Bien qu’aucun objet transitoire ne renvoie l’histoire des Loving au présent comme chez Eastwood, le dispositif imposé par Jeff Nichols a tout de même vocation à poser des questions à ses contemporains. Et pour cause : s’inscrivant dans la généalogie des films récents rappelant les démons de l’esclavage (Django Unchained, Twelve Years a Slave), Loving montre avec finesse que le combat pour les droits civiques des noirs américains ne s’est jamais arrêté et se poursuit aujourd’hui. Tous ces plans qui cadrent inlassablement Richard Loving (Joel Edgerton) façonnant brique après brique le mur d’une maison ne sont là que pour le marteler. De même que le plan final avec la famille Loving réunie au beau milieu d’un terrain vierge lézardé de pans de murs toujours en chantier. A titre de comparaison, l’on préfèrera cette allégorie à celle du cercle fermé - et quelque part un peu désespéré - choisi par Steve McQueen pour conclure Twelve Years a Slave, où planait presque l’ombre du communautarisme.

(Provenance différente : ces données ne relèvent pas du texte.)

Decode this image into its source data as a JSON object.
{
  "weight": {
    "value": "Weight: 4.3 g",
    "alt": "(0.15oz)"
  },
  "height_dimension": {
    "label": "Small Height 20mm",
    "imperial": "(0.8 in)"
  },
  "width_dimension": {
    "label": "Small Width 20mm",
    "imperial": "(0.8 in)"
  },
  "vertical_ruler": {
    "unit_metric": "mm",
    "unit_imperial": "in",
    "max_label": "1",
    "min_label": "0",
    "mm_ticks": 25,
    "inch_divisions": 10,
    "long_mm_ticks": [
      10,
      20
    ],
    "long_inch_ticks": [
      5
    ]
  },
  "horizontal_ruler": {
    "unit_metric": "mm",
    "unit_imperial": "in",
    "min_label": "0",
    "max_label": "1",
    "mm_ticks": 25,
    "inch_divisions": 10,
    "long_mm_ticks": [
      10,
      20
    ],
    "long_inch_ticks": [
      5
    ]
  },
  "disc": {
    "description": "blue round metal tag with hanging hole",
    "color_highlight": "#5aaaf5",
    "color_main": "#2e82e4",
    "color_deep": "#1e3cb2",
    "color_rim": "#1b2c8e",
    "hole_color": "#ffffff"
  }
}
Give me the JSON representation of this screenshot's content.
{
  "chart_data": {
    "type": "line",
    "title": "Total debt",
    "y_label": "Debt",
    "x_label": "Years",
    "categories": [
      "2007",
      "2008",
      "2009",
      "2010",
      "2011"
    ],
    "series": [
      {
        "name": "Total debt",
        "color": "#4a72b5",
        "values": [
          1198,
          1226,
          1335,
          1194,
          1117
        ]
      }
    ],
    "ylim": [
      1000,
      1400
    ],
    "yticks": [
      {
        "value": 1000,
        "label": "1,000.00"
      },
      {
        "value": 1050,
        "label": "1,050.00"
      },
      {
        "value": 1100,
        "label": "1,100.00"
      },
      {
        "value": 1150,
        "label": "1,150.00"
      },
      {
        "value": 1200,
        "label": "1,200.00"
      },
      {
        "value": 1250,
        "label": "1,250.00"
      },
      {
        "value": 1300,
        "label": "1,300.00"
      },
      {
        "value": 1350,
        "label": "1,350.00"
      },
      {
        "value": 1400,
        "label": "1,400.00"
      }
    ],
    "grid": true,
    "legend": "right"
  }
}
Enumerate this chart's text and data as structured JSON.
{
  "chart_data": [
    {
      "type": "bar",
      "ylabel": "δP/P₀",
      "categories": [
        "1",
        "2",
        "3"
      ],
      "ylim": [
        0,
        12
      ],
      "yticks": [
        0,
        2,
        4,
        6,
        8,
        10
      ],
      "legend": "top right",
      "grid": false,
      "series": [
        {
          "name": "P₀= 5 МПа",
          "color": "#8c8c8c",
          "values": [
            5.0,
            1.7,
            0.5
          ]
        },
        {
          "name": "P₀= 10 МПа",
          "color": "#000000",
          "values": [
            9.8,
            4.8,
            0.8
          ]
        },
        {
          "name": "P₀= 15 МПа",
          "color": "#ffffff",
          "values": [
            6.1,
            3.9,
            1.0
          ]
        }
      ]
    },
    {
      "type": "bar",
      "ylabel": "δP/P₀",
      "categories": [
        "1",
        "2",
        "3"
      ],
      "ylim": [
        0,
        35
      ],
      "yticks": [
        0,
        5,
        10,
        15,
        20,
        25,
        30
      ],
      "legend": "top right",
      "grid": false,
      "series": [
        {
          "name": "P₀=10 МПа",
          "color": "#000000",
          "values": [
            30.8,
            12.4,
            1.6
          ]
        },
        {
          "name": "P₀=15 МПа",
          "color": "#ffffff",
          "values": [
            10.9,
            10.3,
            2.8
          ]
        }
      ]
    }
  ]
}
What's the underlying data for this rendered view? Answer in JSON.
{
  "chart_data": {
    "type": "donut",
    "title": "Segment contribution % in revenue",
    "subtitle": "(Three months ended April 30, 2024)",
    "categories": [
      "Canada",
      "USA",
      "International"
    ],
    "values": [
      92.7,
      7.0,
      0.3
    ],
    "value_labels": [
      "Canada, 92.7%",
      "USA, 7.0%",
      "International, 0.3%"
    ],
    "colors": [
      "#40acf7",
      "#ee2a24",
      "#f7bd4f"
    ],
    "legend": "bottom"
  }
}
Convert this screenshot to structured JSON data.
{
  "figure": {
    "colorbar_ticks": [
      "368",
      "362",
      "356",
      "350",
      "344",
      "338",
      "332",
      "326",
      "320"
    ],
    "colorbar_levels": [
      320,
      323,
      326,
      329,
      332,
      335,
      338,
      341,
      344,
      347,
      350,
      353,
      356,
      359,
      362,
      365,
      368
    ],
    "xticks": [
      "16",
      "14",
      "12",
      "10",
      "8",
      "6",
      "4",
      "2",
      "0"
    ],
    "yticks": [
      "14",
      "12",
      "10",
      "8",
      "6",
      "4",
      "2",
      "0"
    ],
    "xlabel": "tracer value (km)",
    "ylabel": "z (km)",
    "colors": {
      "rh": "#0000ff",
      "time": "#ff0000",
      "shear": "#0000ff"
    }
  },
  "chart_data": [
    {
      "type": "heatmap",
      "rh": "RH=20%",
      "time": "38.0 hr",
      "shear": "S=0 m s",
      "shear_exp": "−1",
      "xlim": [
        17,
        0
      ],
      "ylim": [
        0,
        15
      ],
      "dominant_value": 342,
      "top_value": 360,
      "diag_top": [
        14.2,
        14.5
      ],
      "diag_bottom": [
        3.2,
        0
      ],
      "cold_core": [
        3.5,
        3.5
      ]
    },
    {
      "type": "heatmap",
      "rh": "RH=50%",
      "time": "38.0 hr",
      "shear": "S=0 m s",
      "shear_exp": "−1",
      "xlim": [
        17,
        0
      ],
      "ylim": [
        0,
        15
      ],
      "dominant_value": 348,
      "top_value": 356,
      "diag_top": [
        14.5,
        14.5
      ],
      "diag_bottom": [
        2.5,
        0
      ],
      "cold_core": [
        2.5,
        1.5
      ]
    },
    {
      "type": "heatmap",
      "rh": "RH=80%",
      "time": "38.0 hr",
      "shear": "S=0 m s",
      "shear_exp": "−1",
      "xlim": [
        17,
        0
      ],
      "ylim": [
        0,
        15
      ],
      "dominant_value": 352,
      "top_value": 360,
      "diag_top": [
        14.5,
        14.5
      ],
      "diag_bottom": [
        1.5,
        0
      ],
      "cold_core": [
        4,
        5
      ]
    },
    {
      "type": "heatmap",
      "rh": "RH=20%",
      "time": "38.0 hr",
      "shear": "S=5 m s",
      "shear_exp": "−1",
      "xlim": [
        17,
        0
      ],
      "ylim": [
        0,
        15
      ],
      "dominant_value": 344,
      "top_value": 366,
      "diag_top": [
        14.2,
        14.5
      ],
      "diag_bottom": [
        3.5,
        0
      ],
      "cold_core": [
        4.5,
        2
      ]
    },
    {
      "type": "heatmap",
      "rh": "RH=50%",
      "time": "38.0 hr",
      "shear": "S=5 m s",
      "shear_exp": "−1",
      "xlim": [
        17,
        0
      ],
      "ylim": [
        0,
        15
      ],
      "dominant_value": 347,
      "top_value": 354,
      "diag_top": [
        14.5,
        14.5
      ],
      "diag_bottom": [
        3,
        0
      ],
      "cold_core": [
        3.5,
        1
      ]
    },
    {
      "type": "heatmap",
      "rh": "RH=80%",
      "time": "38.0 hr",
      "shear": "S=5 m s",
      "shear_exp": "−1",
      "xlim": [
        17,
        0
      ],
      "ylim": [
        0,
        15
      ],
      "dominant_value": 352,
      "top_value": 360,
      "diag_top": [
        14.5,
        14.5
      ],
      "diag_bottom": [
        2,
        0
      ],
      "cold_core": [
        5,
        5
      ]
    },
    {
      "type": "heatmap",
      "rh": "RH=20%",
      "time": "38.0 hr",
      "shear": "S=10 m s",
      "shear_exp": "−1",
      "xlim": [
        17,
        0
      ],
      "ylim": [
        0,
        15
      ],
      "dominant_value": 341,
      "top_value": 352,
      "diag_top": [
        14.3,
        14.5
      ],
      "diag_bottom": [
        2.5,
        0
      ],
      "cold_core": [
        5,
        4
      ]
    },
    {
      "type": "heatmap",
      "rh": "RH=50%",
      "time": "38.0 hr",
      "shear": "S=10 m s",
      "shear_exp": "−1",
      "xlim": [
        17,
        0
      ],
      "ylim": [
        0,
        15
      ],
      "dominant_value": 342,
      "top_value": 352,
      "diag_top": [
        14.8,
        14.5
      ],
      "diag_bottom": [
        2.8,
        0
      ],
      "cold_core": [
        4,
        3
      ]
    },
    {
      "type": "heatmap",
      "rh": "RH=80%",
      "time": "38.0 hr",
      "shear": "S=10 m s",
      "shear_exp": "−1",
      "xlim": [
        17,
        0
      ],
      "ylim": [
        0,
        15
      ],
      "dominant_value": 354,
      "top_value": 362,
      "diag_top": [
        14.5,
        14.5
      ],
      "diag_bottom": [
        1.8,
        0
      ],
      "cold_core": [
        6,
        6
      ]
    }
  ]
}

Comme dans chacun de ses précédents films, Jeff Nichols tisse son intrigue avec simplicité, mais sans jamais tomber dans la mièvrerie ou le sentimentalisme creux. Il suffit chez lui d’un échange de regard et parfois de quelques mots pour signifier énormément. Cette économie dans l’affect et dans les moyens utilisés force une nouvelle fois l’admiration. Parce qu’il est inutile de laisser s’attarder la caméra dans le tribunal pendant une audience, le réalisateur coupe et filme parallèlement l’essentiel. Ce sera par exemple ce mutisme un peu rocailleux mais aimant dans l’expression de Richard Loving, se retournant depuis le jardin vers sa femme sur le perron. L’amour affleure, et l’on se dit que jamais auparavant Nichols ne s’était montré aussi superbement sentimental, à la manière de Douglas Sirk. Exit les belles paroles, et place au sentiment dans son plus simple appareil. Rien de neuf diront certains, mais quelle habileté.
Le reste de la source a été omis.